Sete di pace – Lc 10,1-9

Sete di pace – Lc 10,1-9

In quel tempo, il Signore designò altri settantadue e li inviò a due a due davanti a sé in ogni città e luogo dove stava per recarsi.
Diceva loro: «La messe è abbondante, ma sono pochi gli operai! Pregate dunque il signore della messe, perché mandi operai nella sua messe! Andate: ecco, vi mando come agnelli in mezzo a lupi; non portate borsa, né sacca, né sandali e non fermatevi a salutare nessuno lungo la strada.
In qualunque casa entriate, prima dite: “Pace a questa casa!”. Se vi sarà un figlio della pace, la vostra pace scenderà su di lui, altrimenti ritornerà su di voi. Restate in quella casa, mangiando e bevendo di quello che hanno, perché chi lavora ha diritto alla sua ricompensa. Non passate da una casa all’altra.
Quando entrerete in una città e vi accoglieranno, mangiate quello che vi sarà offerto, guarite i malati che vi si trovano, e dite loro: “È vicino a voi il regno di Dio”».

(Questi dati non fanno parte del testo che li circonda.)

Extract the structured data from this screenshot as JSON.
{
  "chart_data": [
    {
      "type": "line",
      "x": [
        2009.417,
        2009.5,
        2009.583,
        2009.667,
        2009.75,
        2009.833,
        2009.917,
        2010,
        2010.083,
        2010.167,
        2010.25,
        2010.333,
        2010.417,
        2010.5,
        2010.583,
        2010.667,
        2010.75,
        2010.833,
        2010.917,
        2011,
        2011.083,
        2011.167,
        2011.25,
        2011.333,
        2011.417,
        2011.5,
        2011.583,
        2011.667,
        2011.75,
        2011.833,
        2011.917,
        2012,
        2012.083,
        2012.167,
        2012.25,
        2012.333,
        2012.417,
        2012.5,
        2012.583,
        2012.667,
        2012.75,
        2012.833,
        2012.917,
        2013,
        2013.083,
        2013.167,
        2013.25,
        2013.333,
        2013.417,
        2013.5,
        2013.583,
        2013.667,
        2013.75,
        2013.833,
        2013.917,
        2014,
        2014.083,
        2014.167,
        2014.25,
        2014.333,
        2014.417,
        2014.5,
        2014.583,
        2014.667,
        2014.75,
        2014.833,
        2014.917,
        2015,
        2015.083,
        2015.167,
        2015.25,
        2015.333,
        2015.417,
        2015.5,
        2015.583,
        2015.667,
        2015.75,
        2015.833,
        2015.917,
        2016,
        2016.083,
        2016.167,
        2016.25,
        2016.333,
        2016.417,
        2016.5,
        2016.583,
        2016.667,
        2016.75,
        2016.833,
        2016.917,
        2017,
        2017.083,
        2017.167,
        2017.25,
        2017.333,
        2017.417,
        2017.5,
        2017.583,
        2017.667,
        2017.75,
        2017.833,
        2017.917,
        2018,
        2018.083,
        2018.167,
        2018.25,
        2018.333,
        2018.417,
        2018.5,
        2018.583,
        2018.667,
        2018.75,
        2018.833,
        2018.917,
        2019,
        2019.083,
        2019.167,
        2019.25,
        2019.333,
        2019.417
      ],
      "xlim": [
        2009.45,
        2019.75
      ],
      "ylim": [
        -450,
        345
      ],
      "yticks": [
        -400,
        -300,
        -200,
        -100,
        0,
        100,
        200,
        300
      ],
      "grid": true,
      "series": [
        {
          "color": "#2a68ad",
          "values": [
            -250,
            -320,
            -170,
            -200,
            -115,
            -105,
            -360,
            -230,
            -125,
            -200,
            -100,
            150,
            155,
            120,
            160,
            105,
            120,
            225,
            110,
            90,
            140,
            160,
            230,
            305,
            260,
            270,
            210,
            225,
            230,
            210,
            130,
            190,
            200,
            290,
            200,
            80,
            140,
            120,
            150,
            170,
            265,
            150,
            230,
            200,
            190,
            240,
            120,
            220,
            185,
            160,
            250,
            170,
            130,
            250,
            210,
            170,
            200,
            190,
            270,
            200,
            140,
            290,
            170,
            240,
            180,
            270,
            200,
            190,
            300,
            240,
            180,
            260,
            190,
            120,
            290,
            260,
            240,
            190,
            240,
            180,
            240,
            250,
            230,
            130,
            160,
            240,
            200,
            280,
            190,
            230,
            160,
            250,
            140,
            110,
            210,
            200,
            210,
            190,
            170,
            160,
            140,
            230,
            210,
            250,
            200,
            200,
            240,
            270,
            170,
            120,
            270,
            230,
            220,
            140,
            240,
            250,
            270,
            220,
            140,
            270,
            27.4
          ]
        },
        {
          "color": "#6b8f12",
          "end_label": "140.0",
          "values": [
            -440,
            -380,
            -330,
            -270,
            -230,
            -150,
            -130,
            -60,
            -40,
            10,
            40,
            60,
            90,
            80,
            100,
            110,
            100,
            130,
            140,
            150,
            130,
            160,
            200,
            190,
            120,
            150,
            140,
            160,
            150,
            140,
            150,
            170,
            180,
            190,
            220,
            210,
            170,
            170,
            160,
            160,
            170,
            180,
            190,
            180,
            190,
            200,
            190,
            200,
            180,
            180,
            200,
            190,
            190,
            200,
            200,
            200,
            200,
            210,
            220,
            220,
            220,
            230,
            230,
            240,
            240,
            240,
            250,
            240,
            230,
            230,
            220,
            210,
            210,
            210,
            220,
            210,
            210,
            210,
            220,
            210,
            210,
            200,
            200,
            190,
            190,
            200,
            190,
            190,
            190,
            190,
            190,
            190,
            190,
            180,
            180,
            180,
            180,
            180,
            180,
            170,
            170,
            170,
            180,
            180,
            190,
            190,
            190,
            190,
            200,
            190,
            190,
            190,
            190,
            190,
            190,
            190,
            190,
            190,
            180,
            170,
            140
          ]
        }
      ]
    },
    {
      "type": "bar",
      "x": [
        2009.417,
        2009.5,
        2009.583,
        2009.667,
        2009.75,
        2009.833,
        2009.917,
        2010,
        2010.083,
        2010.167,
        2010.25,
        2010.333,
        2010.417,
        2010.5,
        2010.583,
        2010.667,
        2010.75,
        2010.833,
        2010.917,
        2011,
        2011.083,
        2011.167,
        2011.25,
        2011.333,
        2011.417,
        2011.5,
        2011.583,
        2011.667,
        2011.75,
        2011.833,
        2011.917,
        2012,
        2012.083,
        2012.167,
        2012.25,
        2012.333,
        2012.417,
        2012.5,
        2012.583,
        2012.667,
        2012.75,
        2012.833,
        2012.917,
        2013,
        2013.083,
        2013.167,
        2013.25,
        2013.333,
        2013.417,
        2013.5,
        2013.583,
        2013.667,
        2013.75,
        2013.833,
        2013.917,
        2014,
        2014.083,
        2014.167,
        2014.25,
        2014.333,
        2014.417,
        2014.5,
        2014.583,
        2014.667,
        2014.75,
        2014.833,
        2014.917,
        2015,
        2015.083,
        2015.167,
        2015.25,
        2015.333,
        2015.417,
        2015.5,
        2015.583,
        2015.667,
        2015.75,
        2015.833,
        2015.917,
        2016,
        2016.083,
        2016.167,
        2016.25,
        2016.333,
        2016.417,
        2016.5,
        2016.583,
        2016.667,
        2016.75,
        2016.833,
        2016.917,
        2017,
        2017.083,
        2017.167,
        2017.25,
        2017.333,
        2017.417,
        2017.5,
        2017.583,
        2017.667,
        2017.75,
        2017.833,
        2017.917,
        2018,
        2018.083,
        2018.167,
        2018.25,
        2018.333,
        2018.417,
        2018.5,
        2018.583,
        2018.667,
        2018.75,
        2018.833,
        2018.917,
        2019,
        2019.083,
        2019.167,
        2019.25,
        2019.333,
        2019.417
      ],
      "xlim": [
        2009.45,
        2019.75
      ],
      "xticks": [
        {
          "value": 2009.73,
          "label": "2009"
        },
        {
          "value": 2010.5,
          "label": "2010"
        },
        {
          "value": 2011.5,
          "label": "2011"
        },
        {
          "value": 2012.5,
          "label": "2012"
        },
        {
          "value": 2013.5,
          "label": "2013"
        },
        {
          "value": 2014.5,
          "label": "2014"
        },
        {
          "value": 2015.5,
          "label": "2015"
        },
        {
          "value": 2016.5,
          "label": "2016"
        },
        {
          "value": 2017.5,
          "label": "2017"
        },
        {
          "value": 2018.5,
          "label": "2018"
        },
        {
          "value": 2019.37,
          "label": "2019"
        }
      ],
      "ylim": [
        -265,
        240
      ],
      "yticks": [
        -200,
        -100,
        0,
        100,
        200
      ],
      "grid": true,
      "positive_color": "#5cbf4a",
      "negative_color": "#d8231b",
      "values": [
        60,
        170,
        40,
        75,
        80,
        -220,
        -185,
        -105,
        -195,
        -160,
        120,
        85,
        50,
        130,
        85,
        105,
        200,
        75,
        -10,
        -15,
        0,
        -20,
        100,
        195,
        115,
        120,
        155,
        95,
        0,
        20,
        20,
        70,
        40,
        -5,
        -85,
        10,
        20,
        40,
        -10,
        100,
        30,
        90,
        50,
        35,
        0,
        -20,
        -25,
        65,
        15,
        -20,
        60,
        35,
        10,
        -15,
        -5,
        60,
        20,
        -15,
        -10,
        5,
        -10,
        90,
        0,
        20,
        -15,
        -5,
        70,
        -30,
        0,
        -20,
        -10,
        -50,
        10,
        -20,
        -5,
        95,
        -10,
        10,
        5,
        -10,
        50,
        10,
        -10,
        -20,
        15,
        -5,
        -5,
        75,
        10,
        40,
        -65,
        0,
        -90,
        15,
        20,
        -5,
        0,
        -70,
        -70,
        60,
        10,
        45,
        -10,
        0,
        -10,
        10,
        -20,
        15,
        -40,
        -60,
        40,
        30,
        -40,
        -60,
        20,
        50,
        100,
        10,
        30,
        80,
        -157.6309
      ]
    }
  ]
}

L’inizio è già un problema. Inviarne settantadue dei suoi, «a due a due», significa interessare almeno trentasei posti diversi sui quali Gesù intende poi ritornare. Troppi per gente che andava a piedi. La seconda stranezza riguarda l’evangelista. Luca è privo di doppioni, non si ripete se non qui, allargando quanto aveva scritto nei primi versetti del capitolo 9. Si tratta, dunque, di un testo ritenuto fondamentale dal suo autore, in ordine alla comunità cristiana alla quale è destinato.

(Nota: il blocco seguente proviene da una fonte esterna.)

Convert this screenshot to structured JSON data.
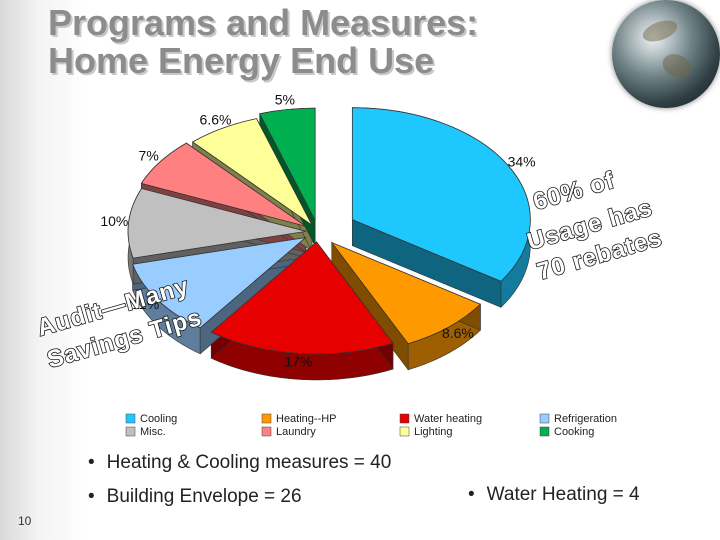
{
  "title_lines": [
    "Programs and Measures:",
    "Home Energy End Use"
  ],
  "chart_data": {
    "type": "pie",
    "slices": [
      {
        "name": "Cooling",
        "value": 34,
        "label": "34%",
        "color": "#1ec8ff"
      },
      {
        "name": "Heating--HP",
        "value": 8.6,
        "label": "8.6%",
        "color": "#ff9900"
      },
      {
        "name": "Water heating",
        "value": 17,
        "label": "17%",
        "color": "#e60000"
      },
      {
        "name": "Refrigeration",
        "value": 11,
        "label": "11%",
        "color": "#99ccff"
      },
      {
        "name": "Misc.",
        "value": 10,
        "label": "10%",
        "color": "#c0c0c0"
      },
      {
        "name": "Laundry",
        "value": 7,
        "label": "7%",
        "color": "#ff8080"
      },
      {
        "name": "Lighting",
        "value": 6.6,
        "label": "6.6%",
        "color": "#ffff99"
      },
      {
        "name": "Cooking",
        "value": 5,
        "label": "5%",
        "color": "#00b050"
      }
    ],
    "legend_order": [
      "Cooling",
      "Heating--HP",
      "Water heating",
      "Refrigeration",
      "Misc.",
      "Laundry",
      "Lighting",
      "Cooking"
    ],
    "legend_placement": "bottom"
  },
  "annotations": {
    "audit": [
      "Audit—Many",
      "Savings Tips"
    ],
    "rebates": [
      "60% of",
      "Usage has",
      "70 rebates"
    ]
  },
  "bullets": {
    "heating_cooling": "Heating & Cooling measures = 40",
    "building_envelope": "Building Envelope = 26",
    "water_heating": "Water Heating = 4",
    "marker": "•"
  },
  "page_number": "10",
  "colors": {
    "title": "#8c8c8c",
    "annotation_fill": "#ffffff",
    "annotation_stroke": "#1a1a1a"
  }
}
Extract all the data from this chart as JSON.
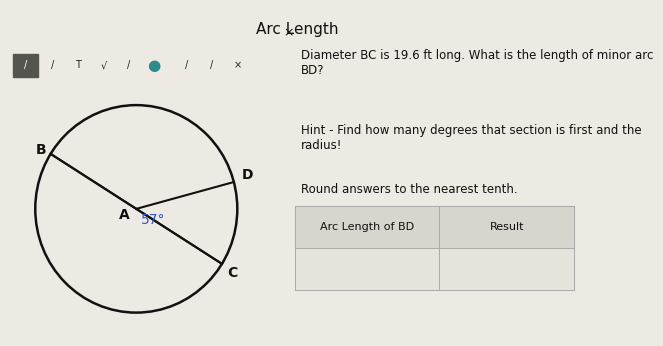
{
  "title": "Arc Length",
  "background_color": "#ede9e3",
  "toolbar_bg": "#888880",
  "question_text": "Diameter BC is 19.6 ft long. What is the length of minor arc\nBD?",
  "hint_text": "Hint - Find how many degrees that section is first and the\nradius!",
  "round_text": "Round answers to the nearest tenth.",
  "table_header1": "Arc Length of BD",
  "table_header2": "Result",
  "angle_label": "57°",
  "center_label": "A",
  "point_B": "B",
  "point_C": "C",
  "point_D": "D",
  "angle_color": "#3355cc",
  "line_color": "#111111",
  "text_color": "#111111",
  "title_fontsize": 11,
  "body_fontsize": 8.5,
  "table_fontsize": 8,
  "toolbar_icon_color": "#222222",
  "table_header_bg": "#d8d4ce",
  "table_row_bg": "#e6e2dc",
  "table_border_color": "#aaaaaa"
}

I numeri hanno un significato simbolico. Indicano la totalità, l’umanità tutta intera, designano l’abbondanza della messe. L’umanità tutta intera, che aspetta un messaggio di pace. Gesù, l’inviato del Padre, invia a sua volta. Designa e invia davanti a sé.

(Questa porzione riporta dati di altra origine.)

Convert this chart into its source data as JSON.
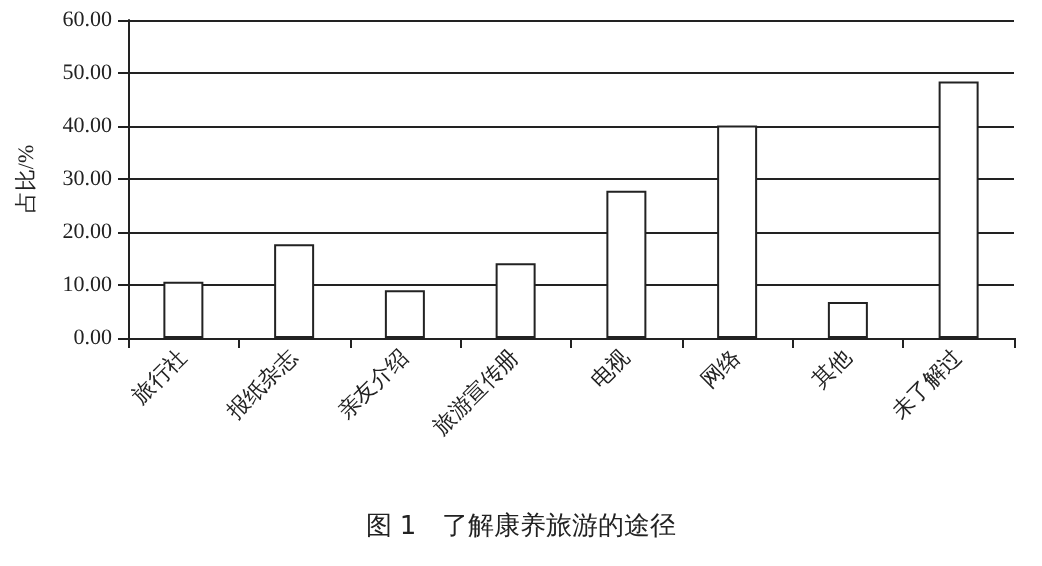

Se non si è da soli, ma in due, a portare la pace. Si può anche soprassedere ai discorsi della formazione, agli anni necessari della catechesi. Basta aver visto Gesù. Essere stati con lui, principio di ogni formazione cristiana anche oggi. Serve, invece, portare con sé la propria umanità, disarmata, simbolo di autentica forza. E di volontaria rinuncia alla gestione muscolare degli spazi aperti del mondo e, perciò stesso, anche quelli dell’anima. Perché un uomo col fucile in mano non è più un uomo.

In tempi come i nostri questi vangeli parlano, gridano e piangono.